Skills for America’s Future Featured as Innovative Policy Solution at Aspen Ideas Festival

June 30, 2011

Contact: Jeff Harris
The Aspen Institute
202-736-3848 | jeff.harris@aspeninstitute.org

During panel on the “skills gap,” participants highlighted steps to train workers, increase economic opportunity 

Aspen, CO, June 30, 2011 –– During a panel discussion at the 2011 Aspen Ideas Festival today, leaders from the public and private sector, including outgoing Chairman of the Council of Economic Advisers Austan Goolsbee and business leader Penny Pritzker, gathered to make a case for innovative partnerships to help close the country’s growing skills gap. At the Ideas Festival panel, titled “Do we have the skills to build our future?” panelists reflected on why high-skill jobs remain unfilled during a time of significant unemployment and highlighted efforts – including the Aspen Institute’s Skills for America’s Future initiative – that encourage collaborative solutions to this challenge. 

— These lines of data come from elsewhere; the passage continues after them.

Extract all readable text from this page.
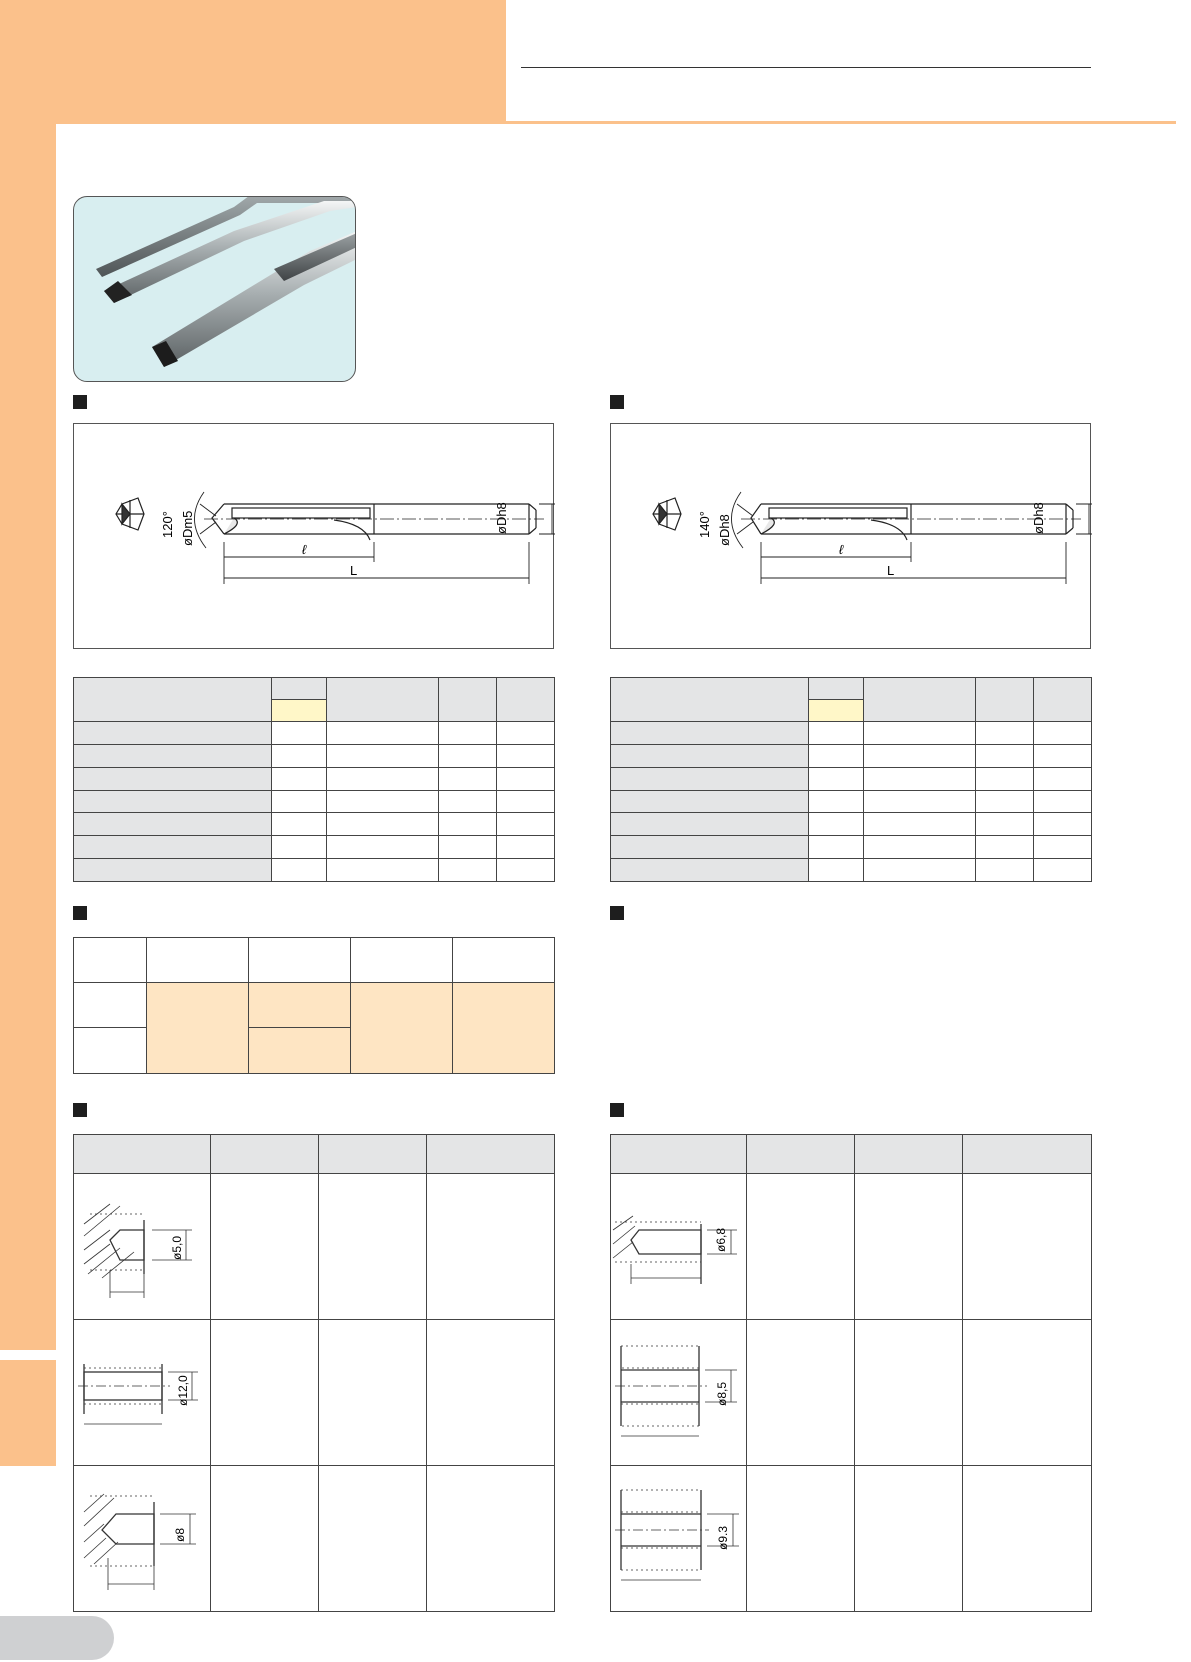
120° øDm5	øDh8
ℓ
L
140° øDh8	øDh8
ℓ
L

ø5,0			

ø12,0			

ø8			

ø6,8			

ø8,5			

ø9.3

Moderator Penny Pritzker, Chair of the Skills for America’s Future Advisory Board, posed questions encouraging panelists to explore how we as a nation can address the current paradox of continued high unemployment at the same time employers report they are not able find workers with the right skills and training to fill open jobs. The discussion also featured ideas from the participants about how to ensure our future workers have the skills they need to keep America’s economy competitive in the 21st century. 

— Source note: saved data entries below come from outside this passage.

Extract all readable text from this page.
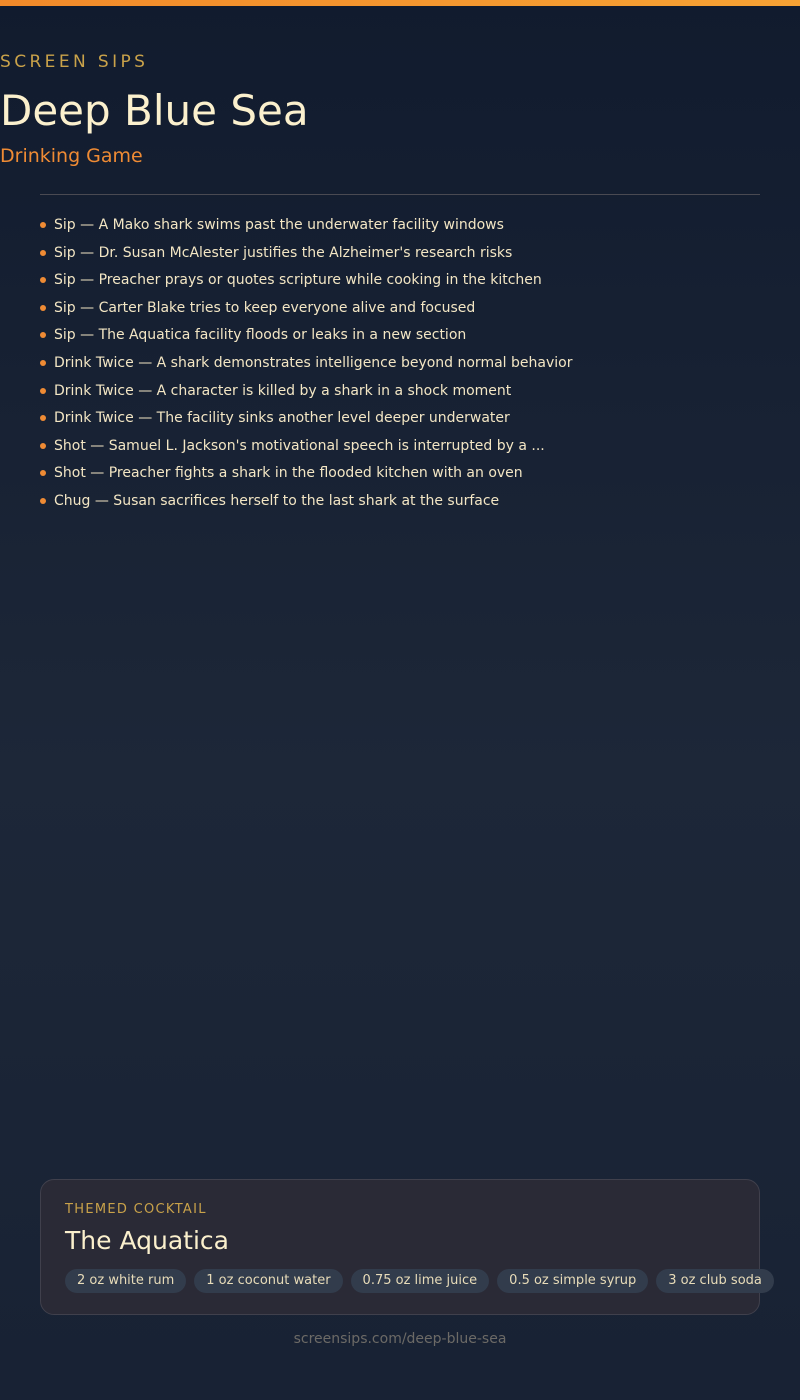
SCREEN SIPS
Deep Blue Sea
Drinking Game
Sip — A Mako shark swims past the underwater facility windows
Sip — Dr. Susan McAlester justifies the Alzheimer's research risks
Sip — Preacher prays or quotes scripture while cooking in the kitchen
Sip — Carter Blake tries to keep everyone alive and focused
Sip — The Aquatica facility floods or leaks in a new section
Drink Twice — A shark demonstrates intelligence beyond normal behavior
Drink Twice — A character is killed by a shark in a shock moment
Drink Twice — The facility sinks another level deeper underwater
Shot — Samuel L. Jackson's motivational speech is interrupted by a ...
Shot — Preacher fights a shark in the flooded kitchen with an oven
Chug — Susan sacrifices herself to the last shark at the surface
THEMED COCKTAIL
The Aquatica
2 oz white rum	1 oz coconut water	0.75 oz lime juice	0.5 oz simple syrup	3 oz club soda
screensips.com/deep-blue-sea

“Unless businesses and educational institutions work together, it will be impossible to provide training that’s accessible, affordable and actually meets employers’ needs in our changing economy,” said Pritzker. “It was thought provoking to hear from such innovative leaders on this critical issue, especially since they represent the three sectors – government, education and business – that must come together to ensure America’s economy is growing in the present and competitive in the future.” 

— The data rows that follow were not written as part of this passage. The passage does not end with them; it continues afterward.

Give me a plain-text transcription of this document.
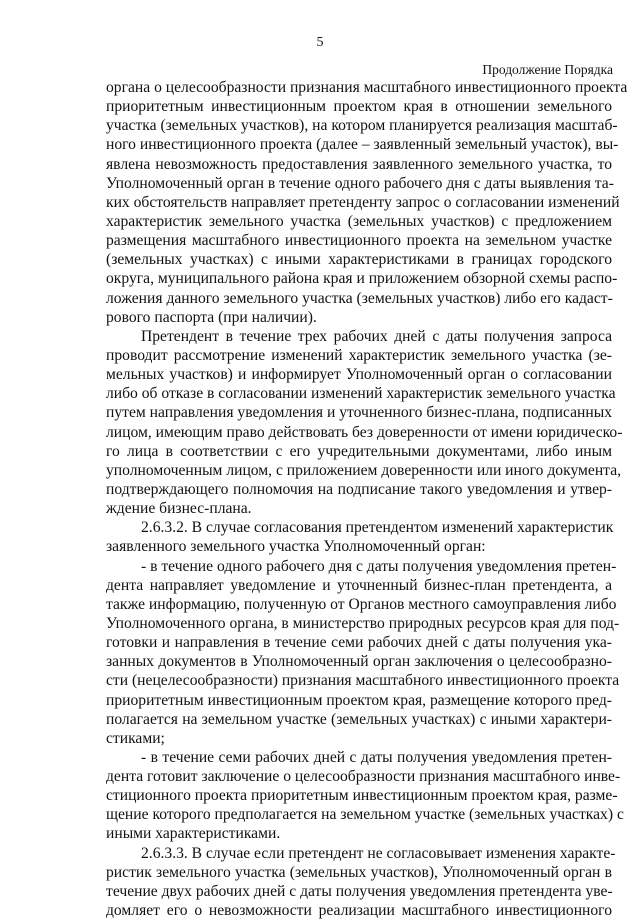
5
Продолжение Порядка
органа о целесообразности признания масштабного инвестиционного проекта
приоритетным инвестиционным проектом края в отношении земельного
участка (земельных участков), на котором планируется реализация масштаб-
ного инвестиционного проекта (далее – заявленный земельный участок), вы-
явлена невозможность предоставления заявленного земельного участка, то
Уполномоченный орган в течение одного рабочего дня с даты выявления та-
ких обстоятельств направляет претенденту запрос о согласовании изменений
характеристик земельного участка (земельных участков) с предложением
размещения масштабного инвестиционного проекта на земельном участке
(земельных участках) с иными характеристиками в границах городского
округа, муниципального района края и приложением обзорной схемы распо-
ложения данного земельного участка (земельных участков) либо его кадаст-
рового паспорта (при наличии).
Претендент в течение трех рабочих дней с даты получения запроса
проводит рассмотрение изменений характеристик земельного участка (зе-
мельных участков) и информирует Уполномоченный орган о согласовании
либо об отказе в согласовании изменений характеристик земельного участка
путем направления уведомления и уточненного бизнес-плана, подписанных
лицом, имеющим право действовать без доверенности от имени юридическо-
го лица в соответствии с его учредительными документами, либо иным
уполномоченным лицом, с приложением доверенности или иного документа,
подтверждающего полномочия на подписание такого уведомления и утвер-
ждение бизнес-плана.
2.6.3.2. В случае согласования претендентом изменений характеристик
заявленного земельного участка Уполномоченный орган:
- в течение одного рабочего дня с даты получения уведомления претен-
дента направляет уведомление и уточненный бизнес-план претендента, а
также информацию, полученную от Органов местного самоуправления либо
Уполномоченного органа, в министерство природных ресурсов края для под-
готовки и направления в течение семи рабочих дней с даты получения ука-
занных документов в Уполномоченный орган заключения о целесообразно-
сти (нецелесообразности) признания масштабного инвестиционного проекта
приоритетным инвестиционным проектом края, размещение которого пред-
полагается на земельном участке (земельных участках) с иными характери-
стиками;
- в течение семи рабочих дней с даты получения уведомления претен-
дента готовит заключение о целесообразности признания масштабного инве-
стиционного проекта приоритетным инвестиционным проектом края, разме-
щение которого предполагается на земельном участке (земельных участках) с
иными характеристиками.
2.6.3.3. В случае если претендент не согласовывает изменения характе-
ристик земельного участка (земельных участков), Уполномоченный орган в
течение двух рабочих дней с даты получения уведомления претендента уве-
домляет его о невозможности реализации масштабного инвестиционного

Panelists included Goolsbee, Chairman of President Barack Obama’s Council of Economic Advisers and a member of the President’s Cabinet, Cheryl Hyman, Chancellor of City Colleges of Chicago, and Eva Sage-Gavin, the Executive Vice President of Global Human Resources and Corporate Affairs for Gap, Inc.  

Skills for America’s Future, an initiative of the Aspen Institute, is a non-partisan partnership of businesses and community colleges. Its purpose is to address the dual problems of high unemployment and the difficulty many employers face in finding workers with the right skills by connecting employers to community colleges and workforce partners so students can be better equipped with the skills necessary to find and retain jobs in a 21st century economy. Announced in October 2010 by President Obama, the effort had already received commitments from some of the nation’s leading employers including Accenture, Discovery Communications, Gap, Inc., McDonalds, the Manufacturing Institute, Motorola Solutions, Pacific Gas & Electric, UPS, and United Technology Corporation (UTC). 

The Aspen Institute mission is twofold: to foster values-based leadership, encouraging individuals to reflect on the ideals and ideas that define a good society, and to provide a neutral and balanced venue for discussing and acting on critical issues. The Aspen Institute does this primarily in four ways: seminars, young-leader fellowships around the globe, policy programs, and public conferences and events. The Institute is based in Washington, DC; Aspen, Colorado; and on the Wye River on Maryland’s Eastern Shore. It also has an international network of partners.